Title: Other legislative changes

Definition of an election day worker

Updated overseas donee list

Audio

And to finish off today’s presentation, here are a couple more legislative changes that may be of interest to community groups:

  • The definition of an election day worker will be extended to allow for the tax code to be used for all election day-related work. For example, advance voting work.
  • Since you can claim tax credits for donations over $5 that you make to approved charities and organisations, you may want to know that the overseas donee list will be updated. The organisations that will be added take effect starting the 1st of April 2021 and those removed will take effect from the 1st of April 2022.

Slide 26

Visual

Title: Thank you

To view our other webinars, visit www.ird.govt.nz/2022-changes.

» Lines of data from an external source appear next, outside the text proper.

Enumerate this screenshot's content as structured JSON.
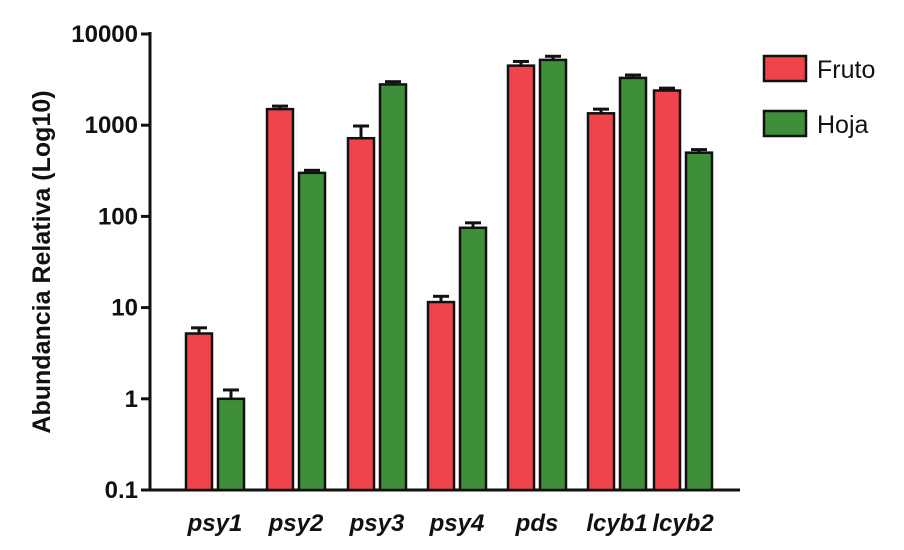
{
  "chart_data": {
    "type": "bar",
    "title": "",
    "xlabel": "",
    "ylabel": "Abundancia Relativa (Log10)",
    "yscale": "log",
    "ylim": [
      0.1,
      10000
    ],
    "yticks": [
      0.1,
      1,
      10,
      100,
      1000,
      10000
    ],
    "ytick_labels": [
      "0.1",
      "1",
      "10",
      "100",
      "1000",
      "10000"
    ],
    "categories": [
      "psy1",
      "psy2",
      "psy3",
      "psy4",
      "pds",
      "lcyb1",
      "lcyb2"
    ],
    "series": [
      {
        "name": "Fruto",
        "color": "#f0444c",
        "values": [
          5.2,
          1500,
          720,
          11.5,
          4500,
          1350,
          2400
        ],
        "errors": [
          0.8,
          120,
          260,
          1.8,
          500,
          150,
          150
        ]
      },
      {
        "name": "Hoja",
        "color": "#3f8f3a",
        "values": [
          1.0,
          300,
          2800,
          75,
          5200,
          3300,
          500
        ],
        "errors": [
          0.25,
          20,
          200,
          10,
          500,
          250,
          40
        ]
      }
    ],
    "legend": "top-right",
    "grid": false
  }
}
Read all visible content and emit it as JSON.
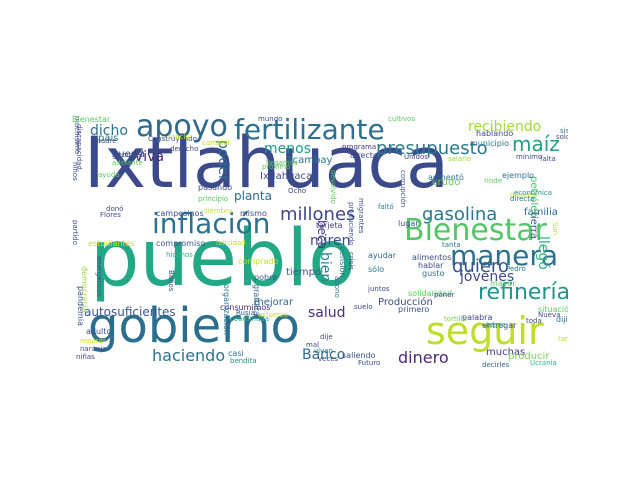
{
  "word_cloud": {
    "colormap": "viridis",
    "background": "#ffffff",
    "words": [
      {
        "text": "Ixtlahuaca",
        "color": "#3b4a8a"
      },
      {
        "text": "pueblo",
        "color": "#22a884"
      },
      {
        "text": "gobierno",
        "color": "#2b6f8e"
      },
      {
        "text": "seguir",
        "color": "#c0dd2e"
      },
      {
        "text": "Bienestar",
        "color": "#54c568"
      },
      {
        "text": "inflación",
        "color": "#2c728e"
      },
      {
        "text": "manera",
        "color": "#2d6f8e"
      },
      {
        "text": "fertilizante",
        "color": "#2d6f8e"
      },
      {
        "text": "apoyo",
        "color": "#31688e"
      },
      {
        "text": "refinería",
        "color": "#1f948c"
      },
      {
        "text": "maíz",
        "color": "#1f9f88"
      },
      {
        "text": "presupuesto",
        "color": "#2a788e"
      },
      {
        "text": "gasolina",
        "color": "#2a788e"
      },
      {
        "text": "millones",
        "color": "#404688"
      },
      {
        "text": "haciendo",
        "color": "#2c728e"
      },
      {
        "text": "quiero",
        "color": "#3b518b"
      },
      {
        "text": "dinero",
        "color": "#482979"
      },
      {
        "text": "jóvenes",
        "color": "#3e4a89"
      },
      {
        "text": "Banco",
        "color": "#31688e"
      },
      {
        "text": "salud",
        "color": "#46307e"
      },
      {
        "text": "dicho",
        "color": "#2d708e"
      },
      {
        "text": "Viva",
        "color": "#472c7a"
      },
      {
        "text": "recibiendo",
        "color": "#a2da37"
      },
      {
        "text": "menos",
        "color": "#1e9b8a"
      },
      {
        "text": "poder",
        "color": "#2f6c8e"
      },
      {
        "text": "miren",
        "color": "#3e4c8a"
      },
      {
        "text": "bien",
        "color": "#25858e"
      },
      {
        "text": "beca",
        "color": "#46337f"
      },
      {
        "text": "llegó",
        "color": "#2fb47c"
      },
      {
        "text": "autosuficientes",
        "color": "#39568c"
      },
      {
        "text": "Ixtlahuaca",
        "color": "#3b4a8a"
      },
      {
        "text": "país",
        "color": "#2a788e"
      },
      {
        "text": "planta",
        "color": "#31688e"
      },
      {
        "text": "guerra",
        "color": "#3b518b"
      },
      {
        "text": "muchas",
        "color": "#46337f"
      },
      {
        "text": "producir",
        "color": "#7ad151"
      },
      {
        "text": "entregar",
        "color": "#3e4c8a"
      },
      {
        "text": "Producción",
        "color": "#3e4a89"
      },
      {
        "text": "familia",
        "color": "#31688e"
      },
      {
        "text": "tierra",
        "color": "#3a538b"
      },
      {
        "text": "petróleo",
        "color": "#4ac16d"
      },
      {
        "text": "crudo",
        "color": "#6ccd5a"
      },
      {
        "text": "Acambay",
        "color": "#2c728e"
      },
      {
        "text": "tarjeta",
        "color": "#433d84"
      },
      {
        "text": "consumimos",
        "color": "#482777"
      },
      {
        "text": "mejorar",
        "color": "#33638d"
      },
      {
        "text": "pobre",
        "color": "#39568c"
      },
      {
        "text": "gratuita",
        "color": "#31688e"
      },
      {
        "text": "organización",
        "color": "#2c728e"
      },
      {
        "text": "campesinos",
        "color": "#3b518b"
      },
      {
        "text": "compromiso",
        "color": "#3b518b"
      },
      {
        "text": "estudiantes",
        "color": "#c8e020"
      },
      {
        "text": "felicidad",
        "color": "#c2df23"
      },
      {
        "text": "democracia",
        "color": "#9dd93b"
      },
      {
        "text": "pandemia",
        "color": "#3b528b"
      },
      {
        "text": "palabra",
        "color": "#404688"
      },
      {
        "text": "situación",
        "color": "#5ec962"
      },
      {
        "text": "adelante",
        "color": "#5ec962"
      },
      {
        "text": "ayudar",
        "color": "#31688e"
      },
      {
        "text": "tiempo",
        "color": "#38598c"
      },
      {
        "text": "casi",
        "color": "#2d708e"
      },
      {
        "text": "decirles",
        "color": "#31688e"
      },
      {
        "text": "saliendo",
        "color": "#3b518b"
      },
      {
        "text": "municipio",
        "color": "#2a788e"
      },
      {
        "text": "hablando",
        "color": "#3e4a89"
      },
      {
        "text": "programa",
        "color": "#46337f"
      },
      {
        "text": "directo",
        "color": "#433e85"
      },
      {
        "text": "Unidos",
        "color": "#433e85"
      },
      {
        "text": "salario",
        "color": "#9dd93b"
      },
      {
        "text": "mínimo",
        "color": "#3e4c8a"
      },
      {
        "text": "ejemplo",
        "color": "#2c728e"
      },
      {
        "text": "económica",
        "color": "#1f978b"
      },
      {
        "text": "aumentó",
        "color": "#2d708e"
      },
      {
        "text": "cuidar",
        "color": "#3b518b"
      },
      {
        "text": "corrupción",
        "color": "#3b518b"
      },
      {
        "text": "migrantes",
        "color": "#3b518b"
      },
      {
        "text": "produciendo",
        "color": "#3b518b"
      },
      {
        "text": "primero",
        "color": "#3b518b"
      },
      {
        "text": "faltó",
        "color": "#2a788e"
      },
      {
        "text": "dijimos",
        "color": "#2a788e"
      },
      {
        "text": "toda",
        "color": "#3e4a89"
      },
      {
        "text": "Nueva",
        "color": "#3e4a89"
      },
      {
        "text": "tortilla",
        "color": "#7ad151"
      },
      {
        "text": "Ucrania",
        "color": "#2fb47c"
      },
      {
        "text": "breve",
        "color": "#2fb47c"
      },
      {
        "text": "veces",
        "color": "#3b518b"
      },
      {
        "text": "Futuro",
        "color": "#3b518b"
      },
      {
        "text": "bendita",
        "color": "#1f978b"
      },
      {
        "text": "niñas",
        "color": "#433e85"
      },
      {
        "text": "naranja",
        "color": "#3e4c8a"
      },
      {
        "text": "reparar",
        "color": "#d2e21b"
      },
      {
        "text": "adulto",
        "color": "#3e4c8a"
      },
      {
        "text": "sólo",
        "color": "#2c728e"
      },
      {
        "text": "abono",
        "color": "#2c728e"
      },
      {
        "text": "pensión",
        "color": "#2a788e"
      },
      {
        "text": "crisis",
        "color": "#3b518b"
      },
      {
        "text": "solidaridad",
        "color": "#5ec962"
      },
      {
        "text": "gusto",
        "color": "#2c728e"
      },
      {
        "text": "poner",
        "color": "#3e4a89"
      },
      {
        "text": "hablar",
        "color": "#3e4a89"
      },
      {
        "text": "juntos",
        "color": "#3e4a89"
      },
      {
        "text": "mayor",
        "color": "#5ec962"
      },
      {
        "text": "alimentos",
        "color": "#3e4a89"
      },
      {
        "text": "tanta",
        "color": "#2a788e"
      },
      {
        "text": "Pedro",
        "color": "#2a788e"
      },
      {
        "text": "comprado",
        "color": "#c2df23"
      },
      {
        "text": "dije",
        "color": "#3e4a89"
      },
      {
        "text": "mal",
        "color": "#3e4a89"
      },
      {
        "text": "vivan",
        "color": "#2c728e"
      },
      {
        "text": "suelo",
        "color": "#3e4c8a"
      },
      {
        "text": "Rusia",
        "color": "#38598c"
      },
      {
        "text": "esfuerzo",
        "color": "#c2df23"
      },
      {
        "text": "coordinada",
        "color": "#2fb47c"
      },
      {
        "text": "hicimos",
        "color": "#2fb47c"
      },
      {
        "text": "Baños",
        "color": "#3e4c8a"
      },
      {
        "text": "partido",
        "color": "#3e4c8a"
      },
      {
        "text": "energéticos",
        "color": "#3e4c8a"
      },
      {
        "text": "siembra",
        "color": "#c2df23"
      },
      {
        "text": "mismo",
        "color": "#3e4c8a"
      },
      {
        "text": "donó",
        "color": "#3e4c8a"
      },
      {
        "text": "Flores",
        "color": "#3e4c8a"
      },
      {
        "text": "pasando",
        "color": "#3e4c8a"
      },
      {
        "text": "principio",
        "color": "#5ec962"
      },
      {
        "text": "próximo",
        "color": "#5ec962"
      },
      {
        "text": "ayuda",
        "color": "#5ec962"
      },
      {
        "text": "niños",
        "color": "#3e4c8a"
      },
      {
        "text": "muchísimo",
        "color": "#3e4c8a"
      },
      {
        "text": "discapacidad",
        "color": "#3e4c8a"
      },
      {
        "text": "siempre",
        "color": "#3e4c8a"
      },
      {
        "text": "madre",
        "color": "#3e4c8a"
      },
      {
        "text": "Construyendo",
        "color": "#3e4c8a"
      },
      {
        "text": "cambiar",
        "color": "#c2df23"
      },
      {
        "text": "derecho",
        "color": "#3e4c8a"
      },
      {
        "text": "precio",
        "color": "#c2df23"
      },
      {
        "text": "mundo",
        "color": "#3e4c8a"
      },
      {
        "text": "cultivos",
        "color": "#5ec962"
      },
      {
        "text": "devolvido",
        "color": "#5ec962"
      },
      {
        "text": "llegamos",
        "color": "#5ec962"
      },
      {
        "text": "Ocho",
        "color": "#3e4c8a"
      },
      {
        "text": "rinde",
        "color": "#5ec962"
      },
      {
        "text": "dólares",
        "color": "#c2df23"
      },
      {
        "text": "directa",
        "color": "#2a788e"
      },
      {
        "text": "sistema",
        "color": "#2a788e"
      },
      {
        "text": "solo",
        "color": "#3e4c8a"
      },
      {
        "text": "tanto",
        "color": "#c2df23"
      },
      {
        "text": "San",
        "color": "#c2df23"
      },
      {
        "text": "falta",
        "color": "#3e4c8a"
      },
      {
        "text": "lugar",
        "color": "#3e4c8a"
      },
      {
        "text": "Bienestar",
        "color": "#5ec962"
      }
    ]
  }
}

If you have any questions about our webinar, please email [email protected]

Audio

That brings us to the end of our presentation.

As I mentioned at the beginning, this has been an overview of some of the changes likely to be of interest to our communities and community groups. If you’d like to find out more about the full range of upcoming changes, go to www.ird.govt.nz/2022-changes.

If you have any questions about our webinars, please send them to [email protected]

Thank you for taking time out of your day to listen to this presentation. Ka kite ano. Bye for now.